ОБ ОДНОМ ИНТЕРВЬЮ

Почему-то все прицепились к «чудовищно несправедливому отзыву о Еремине» — как будто предпочитать Еремина 60-х Еремину 70-х — это какое-то мыслепреступление, все равно что не восторгаться независимостью Украины. На самом деле Бродский вообще не должен был любить Еремина, и скорее всего в глубине души и не любил его, как не любил Аронзона или Соснору: слишком разные поэтики. Причем если с Аронзоном существовало некое фронтальное противостояние, то Еремин как поэт — вообще где-то в другом углу. Были личные дружеские отношения, но летом 1972 Бродскому, вероятно, казалось, что он уже на том свете и все прежние человеческие отношения закончились. (Интересно, например, что хвалебнее всего из старых друзей он говорит о ставшем врагом Бобышеве). Потом он понял, что это не так, и начал корректировать свои оценки с учетом былых дружб и недружб.

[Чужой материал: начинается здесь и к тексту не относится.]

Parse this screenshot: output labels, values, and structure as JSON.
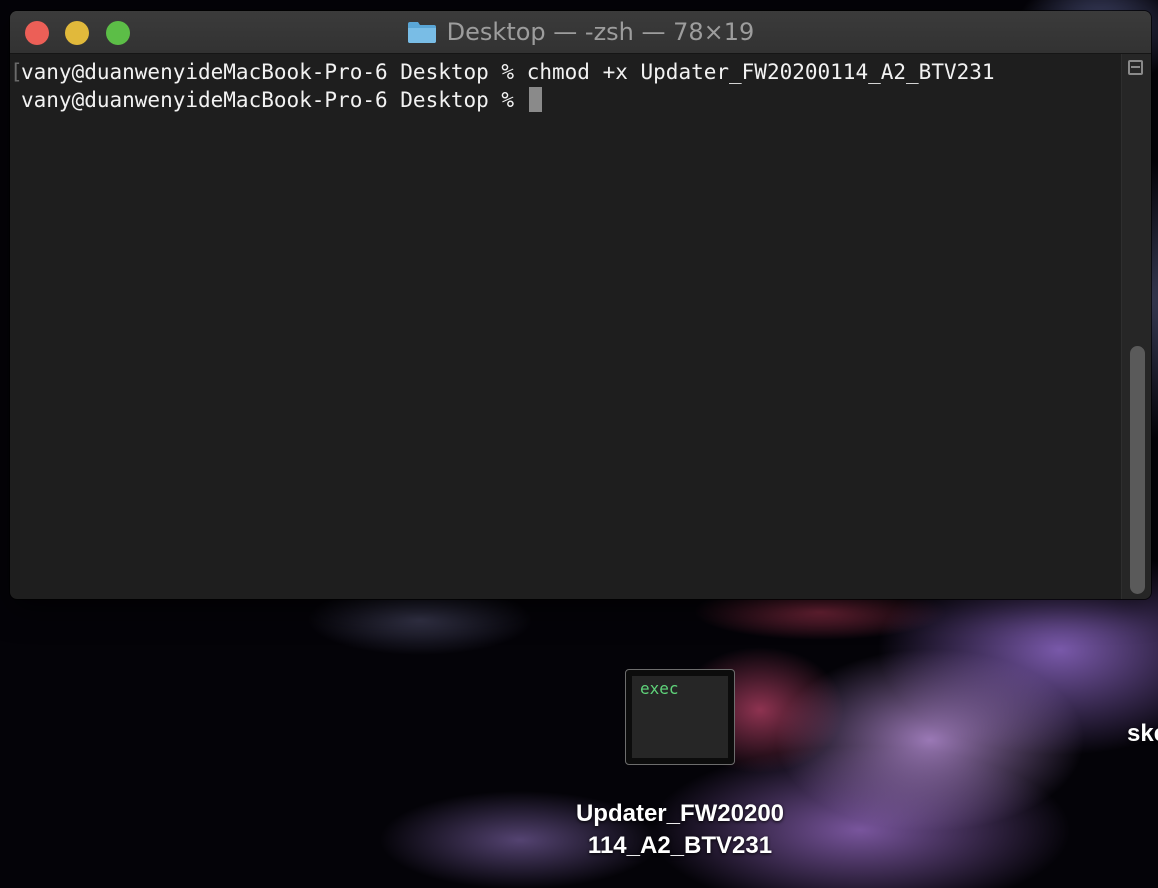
{
  "window": {
    "title": "Desktop — -zsh — 78×19",
    "folder_icon": "folder-icon"
  },
  "terminal": {
    "lines": [
      {
        "prompt": "vany@duanwenyideMacBook-Pro-6 Desktop % ",
        "command": "chmod +x Updater_FW20200114_A2_BTV231"
      },
      {
        "prompt": "vany@duanwenyideMacBook-Pro-6 Desktop % ",
        "command": ""
      }
    ],
    "left_bracket": "[",
    "right_bracket": "]"
  },
  "desktop": {
    "file": {
      "icon_text": "exec",
      "label_line1": "Updater_FW20200",
      "label_line2": "114_A2_BTV231"
    },
    "partial_item_label": "ske"
  },
  "colors": {
    "close": "#ec5f57",
    "minimize": "#e1b93b",
    "maximize": "#5cbe47",
    "exec_text": "#5fd37a"
  }
}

Интересно — и чуть-чуть обидно — другое: то, как Бродский отслеживает свое влияние на «хороших советских поэтов» вроде Чухонцева и вслух раздражается по этому поводу. Эта позиция, в общем-то не очень достойная гения-небожителя, объясняется просто: некоторой завороженностью изобретением Гуттенберга (находящимся в распоряжении государства) присущей даже самым талантливым и внутренне свободным из неофициальных писателей. «Они с меня дерут, и их печатают, а меня нет».

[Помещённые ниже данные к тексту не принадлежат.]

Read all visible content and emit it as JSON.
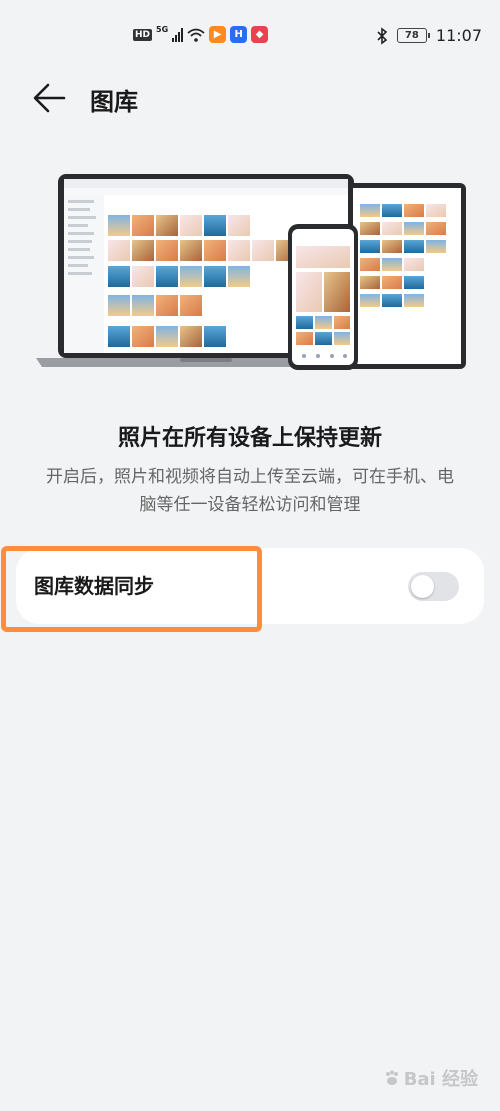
{
  "status_bar": {
    "network_badge": "HD",
    "network_type": "5G",
    "battery_level": "78",
    "time": "11:07",
    "notification_icons": [
      "video-app-icon",
      "orange-app-icon",
      "blue-app-icon",
      "red-app-icon"
    ]
  },
  "header": {
    "back_icon": "arrow-left-icon",
    "title": "图库"
  },
  "intro": {
    "headline": "照片在所有设备上保持更新",
    "description": "开启后，照片和视频将自动上传至云端，可在手机、电脑等任一设备轻松访问和管理"
  },
  "settings": {
    "sync_label": "图库数据同步",
    "sync_enabled": false
  },
  "colors": {
    "background": "#f1f3f5",
    "card": "#ffffff",
    "highlight": "#ff8d3d",
    "toggle_off": "#e1e3e6"
  },
  "watermark": "Bai 经验"
}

И еще одно. Более эмоциональное неприятие Вознесенского, чем Евтушенко, объясняется, мне кажется, тем, что у Вознесенского есть какая-никакая своя эстетика, что это стихи в целом плохие, но плохие на собственный манер, что это результат вульгаризации чужих великих поэтических миров — то есть то, с чем в принципе можно спорить, что можно отвергать, чему можно противостоять. Противостоять Евтушенко как поэту? Это просто смешно. Но противостоять Евтушенко как общественной фигуре со стороны Бродского тоже было бы смешно: это все равно, что вступать в соперничество с Аллой Пугачевой и Элвисом Пресли. В остатке личные отношения. Но личные отношения в 1972… — см. выше.